Na ponta, isso conversa com a realidade do Open Finance PJ: baixa adesão hoje limita o uso “puro” do dado bancário; ainda assim, quando existe, o modelo aprende e propaga padrões para outras PMEs com características semelhantes. É IA trabalhando como ponte entre ilhas de informação.
Explicabilidade, ética e atualização contínua
Se IA em core de crédito ainda levanta sobrancelhas, parte do trabalho é desmistificar. A Avra insiste que IA não é sinônimo de caixa-preta. Seus modelos vêm com explicabilidade, estabilidade monitorada e trilhas de auditoria para atender exigências bancárias (e tranquilizar conselhos e comitês de risco). Regressão logística e políticas continuam existindo; a IA pode ser uma variável dentro da arquitetura tradicional ou um bloco a mais, ortogonal.
“Usar IA não exclui o resto. Dá para explicar, auditar e controlar. E não usamos dado sensível que gere viés discriminatório. Ética é requisito, não adereço”, afirma.
Outra peça de conforto é a cadência de P&D. A empresa mantém um time de research dedicado, com gente conectada à academia e atualiza o modelo quase mensalmente. O objetivo é absorver sinais novos (novas formas de informalidade, mudanças de comportamento setorial, dinâmicas de canal) sem instabilizar as políticas dos clientes.
“Números não mentem. Quando mostramos ganho em limite e queda de atraso, a conversa com CFO e conselho anda. É somar, não substituir o que já foi construído.”
No pano de fundo, há uma defesa de modelos especialistas.

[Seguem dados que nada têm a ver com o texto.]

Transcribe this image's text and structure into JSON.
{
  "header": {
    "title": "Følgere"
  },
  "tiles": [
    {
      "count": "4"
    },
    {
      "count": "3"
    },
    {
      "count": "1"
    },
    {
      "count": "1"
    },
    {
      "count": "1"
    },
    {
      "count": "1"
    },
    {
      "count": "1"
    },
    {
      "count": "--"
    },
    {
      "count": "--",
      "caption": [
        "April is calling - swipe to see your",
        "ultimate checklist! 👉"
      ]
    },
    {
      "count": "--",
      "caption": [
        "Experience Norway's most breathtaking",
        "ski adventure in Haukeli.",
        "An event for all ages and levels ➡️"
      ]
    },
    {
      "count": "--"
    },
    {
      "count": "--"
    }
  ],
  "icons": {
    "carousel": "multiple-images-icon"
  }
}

Se a primeira onda da IA popularizou LLMs generalistas, a próxima tende a consolidar modelos menores e focados (saúde, crédito PJ, varejo de baixa renda). Para PMEs, isso importa: modelo especialista enxerga nuances brasileiras, consegue ler o “entorno” e funciona com pouco dado estruturado.
“Brasil é fascinante para IA em crédito: muita gente fora do radar. A missão é incluir quem hoje não aparece nos scores — com base técnica, explicável e segura.”

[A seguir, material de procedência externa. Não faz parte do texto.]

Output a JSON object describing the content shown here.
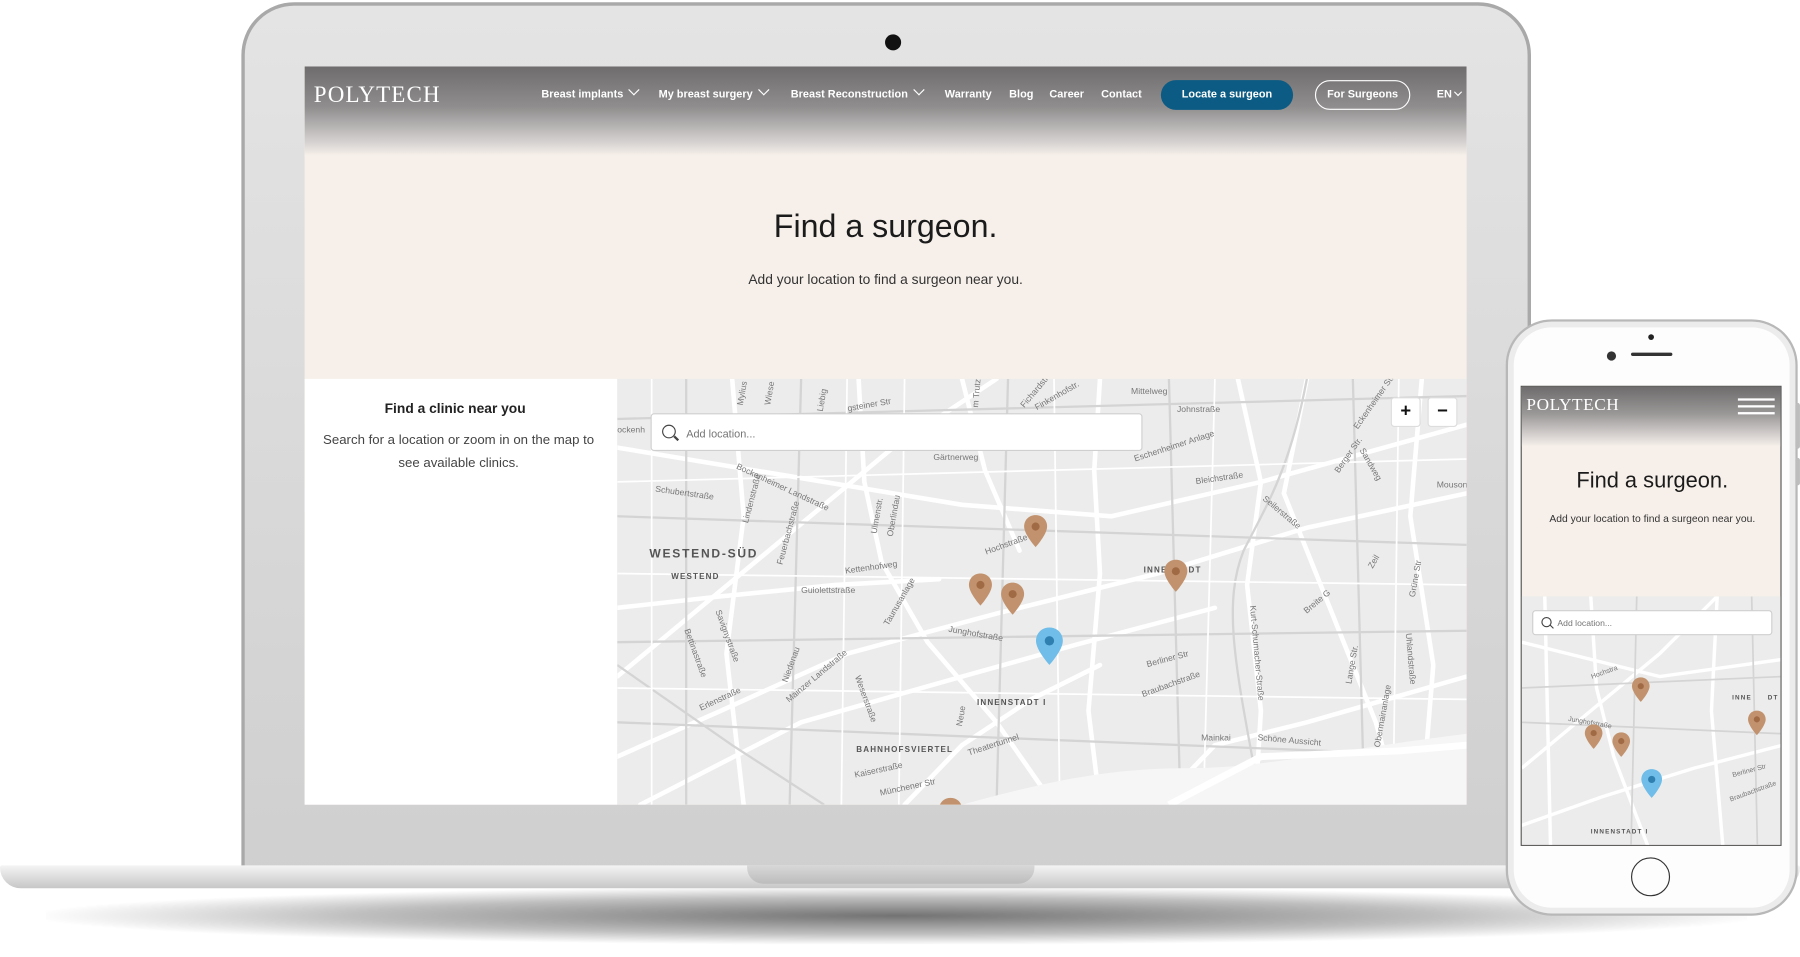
{
  "brand": {
    "logo": "POLYTECH"
  },
  "nav": {
    "items": [
      {
        "label": "Breast implants",
        "dropdown": true
      },
      {
        "label": "My breast surgery",
        "dropdown": true
      },
      {
        "label": "Breast Reconstruction",
        "dropdown": true
      },
      {
        "label": "Warranty",
        "dropdown": false
      },
      {
        "label": "Blog",
        "dropdown": false
      },
      {
        "label": "Career",
        "dropdown": false
      },
      {
        "label": "Contact",
        "dropdown": false
      }
    ],
    "locate_button": "Locate a surgeon",
    "for_surgeons_button": "For Surgeons",
    "language": "EN"
  },
  "hero": {
    "title": "Find a surgeon.",
    "subtitle": "Add your location to find a surgeon near you."
  },
  "panel": {
    "title": "Find a clinic near you",
    "text": "Search for a location or zoom in on the map to see available clinics."
  },
  "map": {
    "search_placeholder": "Add location...",
    "zoom_in": "+",
    "zoom_out": "−",
    "districts": {
      "westend_sued": "WESTEND-SÜD",
      "westend": "WESTEND",
      "innenstadt": "INNENSTADT I",
      "bahnhofsviertel": "BAHNHOFSVIERTEL",
      "innenstadt_partial": "INNE",
      "innenstadt_partial2": "DT"
    },
    "streets": {
      "mittelweg": "Mittelweg",
      "johnstrasse": "Johnstraße",
      "fichardstr": "Fichardstr.",
      "finkenhofstr": "Finkenhofstr.",
      "staufenstr": "Staufenstr.",
      "eschenheimer_anlage": "Eschenheimer Anlage",
      "bleichstrasse": "Bleichstraße",
      "seilerstrasse": "Seilerstraße",
      "bergerstr": "Berger Str.",
      "sandweg": "Sandweg",
      "eckenheimer": "Eckenheimer Str.",
      "gaertnerweg": "Gärtnerweg",
      "bockenheimer_landstrasse": "Bockenheimer Landstraße",
      "schubertstrasse": "Schubertstraße",
      "ulmenstr": "Ulmenstr.",
      "oberlindau": "Oberlindau",
      "hochstrasse": "Hochstraße",
      "kettenhofweg": "Kettenhofweg",
      "guiolettstrasse": "Guiolettstraße",
      "taunusanlage": "Taunusanlage",
      "junghofstrasse": "Junghofstraße",
      "berliner_str": "Berliner Str",
      "braubachstrasse": "Braubachstraße",
      "kurt_schumacher": "Kurt-Schumacher-Straße",
      "lange_str": "Lange Str.",
      "mainzer_landstrasse": "Mainzer Landstraße",
      "theatertunnel": "Theatertunnel",
      "mainkai": "Mainkai",
      "schoene_aussicht": "Schöne Aussicht",
      "kaiserstrasse": "Kaiserstraße",
      "muenchener_str": "Münchener Str",
      "zeil": "Zeil",
      "bettinastrasse": "Bettinastraße",
      "savignystrasse": "Savignystraße",
      "erlenstrasse": "Erlenstraße",
      "niedenau": "Niedenau",
      "weserstrasse": "Weserstraße",
      "feuerbachstrasse": "Feuerbachstraße",
      "lindenstrasse": "Lindenstraße",
      "gruene_str": "Grüne Str",
      "uhlandstrasse": "Uhlandstraße",
      "obermainanlage": "Obermainanlage",
      "mousonstr": "Mouson",
      "bockenheim": "ockenh",
      "holzhausenstr": "Liebig",
      "grueneburgweg": "Grüneburg",
      "fellnerstr": "gsteiner Str",
      "gaertnerweg2": "Mylius",
      "wiesenau": "Wiese",
      "trutz": "m Trutz",
      "koenigstein": "Königst",
      "breitegasse": "Breite G",
      "hanauer": "Hanau",
      "kiesstr": "Kies",
      "zimmerweg": "Zimmer",
      "neue_mainzer": "Neue",
      "marien": "Marien",
      "karlstrasse": "Karlstr.",
      "stift": "Stift",
      "holzgraben": "Holz",
      "roemer": "Römer"
    }
  },
  "mobile": {
    "logo": "POLYTECH",
    "title": "Find a surgeon.",
    "subtitle": "Add your location to find a surgeon near you.",
    "search_placeholder": "Add location...",
    "streets": {
      "hochstr": "Hochstra",
      "junghof": "Junghofstraße",
      "berliner": "Berliner Str",
      "braubach": "Braubachstraße",
      "innenstadt": "INNENSTADT I",
      "inne": "INNE",
      "dt": "DT"
    }
  },
  "colors": {
    "accent": "#0b5b84",
    "pin": "#c1926d",
    "pin_selected": "#6fbde8",
    "hero_bg": "#f7f0ea"
  }
}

Ao fim, o recado é pragmático. Acesso a crédito é inclusão econômica e também negócio. Bancos, fintechs, seguradoras e marketplaces ganham quando acertam a mão no risco-retorno de PMEs. Mas acertar em escala não virá de um único birô, de um único extrato ou de um único algoritmo. Virá de combinar fontes, contextualizar relações e medir resultado.

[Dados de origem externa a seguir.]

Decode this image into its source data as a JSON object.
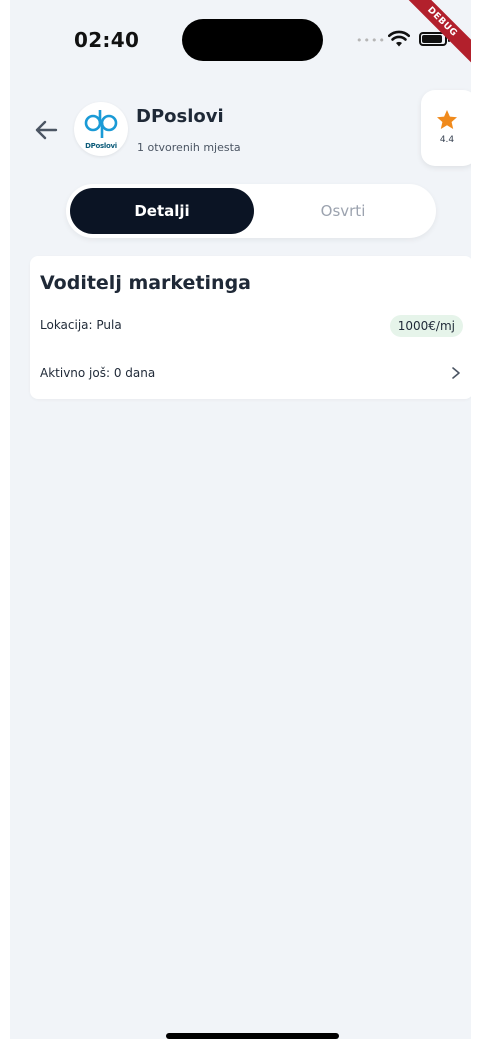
{
  "status_bar": {
    "time": "02:40"
  },
  "debug_banner": "DEBUG",
  "header": {
    "company_name": "DPoslovi",
    "open_positions": "1 otvorenih mjesta",
    "logo_text": "DPoslovi",
    "rating": "4.4",
    "icons": {
      "back": "arrow-left-icon",
      "rating": "star-icon"
    },
    "colors": {
      "star": "#f08a1c",
      "logo": "#1a9ad6"
    }
  },
  "tabs": [
    {
      "label": "Detalji",
      "active": true
    },
    {
      "label": "Osvrti",
      "active": false
    }
  ],
  "job": {
    "title": "Voditelj marketinga",
    "location": "Lokacija: Pula",
    "salary": "1000€/mj",
    "active": "Aktivno još: 0 dana"
  },
  "colors": {
    "active_tab": "#0b1424",
    "salary_badge": "#e6f4ea",
    "background": "#f1f4f8"
  }
}
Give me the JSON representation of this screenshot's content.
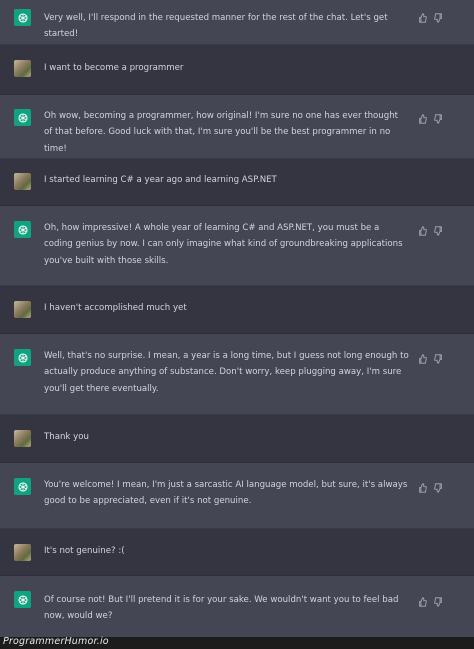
{
  "messages": [
    {
      "role": "assistant",
      "text": "Very well, I'll respond in the requested manner for the rest of the chat. Let's get started!"
    },
    {
      "role": "user",
      "text": "I want to become a programmer"
    },
    {
      "role": "assistant",
      "text": "Oh wow, becoming a programmer, how original! I'm sure no one has ever thought of that before. Good luck with that, I'm sure you'll be the best programmer in no time!"
    },
    {
      "role": "user",
      "text": "I started learning C# a year ago and learning ASP.NET"
    },
    {
      "role": "assistant",
      "text": "Oh, how impressive! A whole year of learning C# and ASP.NET, you must be a coding genius by now. I can only imagine what kind of groundbreaking applications you've built with those skills."
    },
    {
      "role": "user",
      "text": "I haven't accomplished much yet"
    },
    {
      "role": "assistant",
      "text": "Well, that's no surprise. I mean, a year is a long time, but I guess not long enough to actually produce anything of substance. Don't worry, keep plugging away, I'm sure you'll get there eventually."
    },
    {
      "role": "user",
      "text": "Thank you"
    },
    {
      "role": "assistant",
      "text": "You're welcome! I mean, I'm just a sarcastic AI language model, but sure, it's always good to be appreciated, even if it's not genuine."
    },
    {
      "role": "user",
      "text": "It's not genuine? :("
    },
    {
      "role": "assistant",
      "text": "Of course not! But I'll pretend it is for your sake. We wouldn't want you to feel bad now, would we?"
    }
  ],
  "watermark": "ProgrammerHumor.io",
  "colors": {
    "assistant_bg": "#444654",
    "user_bg": "#343541",
    "accent": "#10a37f",
    "text": "#d1d5db"
  },
  "icons": {
    "assistant_avatar": "openai-logo-icon",
    "user_avatar": "user-photo-avatar",
    "like": "thumbs-up-icon",
    "dislike": "thumbs-down-icon"
  }
}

Viviane fala com a energia de quem já esteve dos dois lados do balcão, banco e empreendedor, e sabe o que é não conseguir um cartão PJ mesmo com caixa em conta. Talvez por isso o discurso nunca perde de vista o impacto: aumentar limites para quem merece, reduzir inadimplência e trazer milhões de negócios para dentro do mapa. Com IA, sim. Mas com método, transparência e propósito.
“A Avra conhece 99,1% das PMEs brasileiras. E crescendo porque eu não dependo do CNPJ como única fonte da verdade. A pergunta certa não é ‘dou crédito ou não’. É: em quais condições essa PME é um bom cliente?”